Para o executivo, os investidores já perderam a confiança no País e isso se reflete na desvalorização acentuada do real, a moeda que mais perdeu valor no mundo este ano, com a cotação do dólar que ultrapassou R$ 5,90 e se aproxima dos R$ 6. “Isso é inédito, depreciação cambial de mais de 45% com inflação quase zero. Não há razão técnica para tamanha desvalorização. Isso quer dizer que nos últimos meses o Brasil perdeu a credibilidade com as reformas paradas”, aponta Schiemer.

COBRANÇA DE MEDIDAS PARA O SETOR

O presidente da Mercedes-Benz também alertou que o setor automotivo brasileiro precisa de medidas urgentes do governo para superar a crise. “Perdemos mais de três meses de faturamento e agora precisamos de recursos. Por enquanto não houve demissões, mas isso tem limite”, avisa.

Schiemer defende, em ordem de urgência, três ações coordenadas com o governo: liberação de empréstimos com juros mais baixos para cobrir o rombo de caixa das empresas e garantir capital de giro, o replanejamento da agenda de marcos regulatórios do setor (adiamento das novas etapas da legislação de emissões, principalmente) e medidas de estímulo para fazer a economia voltar a crescer.

Com a crise, os bancos ficaram mais seletivos e passaram a cobrar mais caro pelos empréstimos diante do risco de quebra das empresas. Schiemer destaca que as matrizes das montadoras sempre garantiram o crédito de suas subsidiárias no Brasil, mas pondera que neste momento isso não é suficiente ou possível. Por isso ele defende a rápida aprovação da proposta apresentada recentemente pela Anfavea, a associação dos fabricantes, que pede a utilização de créditos tributários estimados em R$ 25 bilhões devidos às montadoras por estados e governo federal. Esses recursos serviriam de garantia para o BNDES avalizar junto a bancos a concessão de empréstimos mais baratos.
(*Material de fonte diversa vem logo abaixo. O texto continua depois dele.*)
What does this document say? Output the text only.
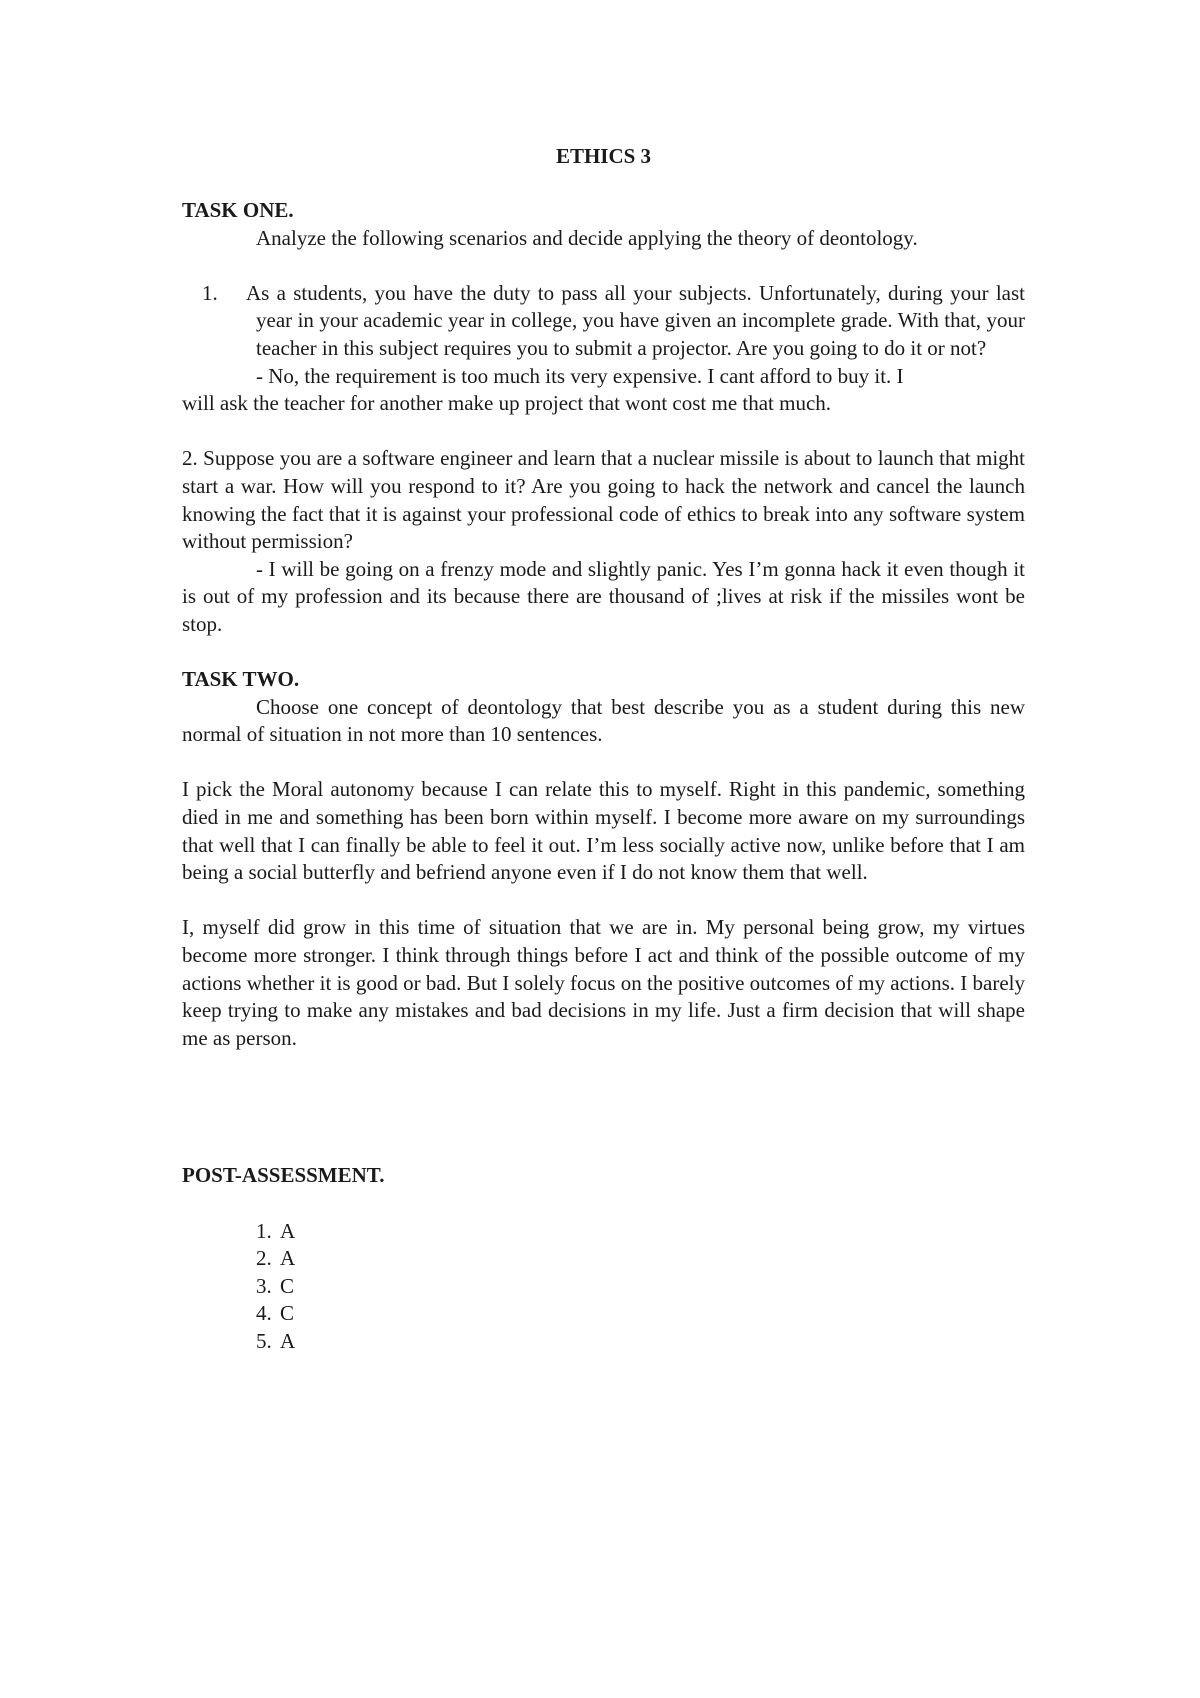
ETHICS 3

TASK ONE.

Analyze the following scenarios and decide applying the theory of deontology.

1. As a students, you have the duty to pass all your subjects. Unfortunately, during your last year in your academic year in college, you have given an incomplete grade. With that, your teacher in this subject requires you to submit a projector. Are you going to do it or not?

- No, the requirement is too much its very expensive. I cant afford to buy it. I

will ask the teacher for another make up project that wont cost me that much.

2. Suppose you are a software engineer and learn that a nuclear missile is about to launch that might start a war. How will you respond to it? Are you going to hack the network and cancel the launch knowing the fact that it is against your professional code of ethics to break into any software system without permission?

- I will be going on a frenzy mode and slightly panic. Yes I’m gonna hack it even though it is out of my profession and its because there are thousand of ;lives at risk if the missiles wont be stop.

TASK TWO.

Choose one concept of deontology that best describe you as a student during this new normal of situation in not more than 10 sentences.

I pick the Moral autonomy because I can relate this to myself. Right in this pandemic, something died in me and something has been born within myself. I become more aware on my surroundings that well that I can finally be able to feel it out. I’m less socially active now, unlike before that I am being a social butterfly and befriend anyone even if I do not know them that well.

I, myself did grow in this time of situation that we are in. My personal being grow, my virtues become more stronger. I think through things before I act and think of the possible outcome of my actions whether it is good or bad. But I solely focus on the positive outcomes of my actions. I barely keep trying to make any mistakes and bad decisions in my life. Just a firm decision that will shape me as person.

POST-ASSESSMENT.

1. A
2. A
3. C
4. C
5. A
“Não precisamos de subsídios, só queremos pagar taxas razoáveis e isso é possível com a liberação de uma garantia que já pertence à indústria, para passar por esse momento de falta de capital de giro. Estamos entre os maiores pagadores de impostos do País. Deixar esse setor morrer por falta de recursos não é boa ideia”, enfatiza Schiemer. Outro pedido é que o Banco Central inclua os bancos de montadoras no programa de acesso a recursos da instituição, para aumentar o poder de financiar as vendas de veículos. Segundo Schiemer, cerca de 70% dos financiamentos de caminhões e quase 100% dos de ônibus no País são feitos pelas financeiras ligadas aos fabricantes de veículos. Ele lembra ainda que esses bancos financiam o capital de giro das concessionárias.

Superada a emergência financeira, Schiemer acredita que é necessário negociar o mais rápido possível o adiamento de prazos regulatórios para adoção de novos sistemas de segurança veicular e tecnologias de redução de emissões. Segundo ele, com a pandemia “já perdemos um tempo valioso de desenvolvimento dessas novas tecnologias, porque as engenharias também pararam, então não há mais como cumprir os prazos estabelecidos e nem recursos para investir nesses desenvolvimentos”, pontua.

Por fim, mas não menos importante, o executivo defende que serão necessárias medidas de estímulo para fazer a indústria voltar a crescer no País. Ele sugere, por exemplo, a rápida introdução de um programa de renovação de frota. “É um segundo passo, mas já deveríamos estar discutindo isso para recuperar a geração de empregos e renda o quanto antes”, avalia. “É um grande engano acreditar que a economia irá se recuperar sozinha após esta crise, serão necessários muitos incentivos para isso acontecer”, resume.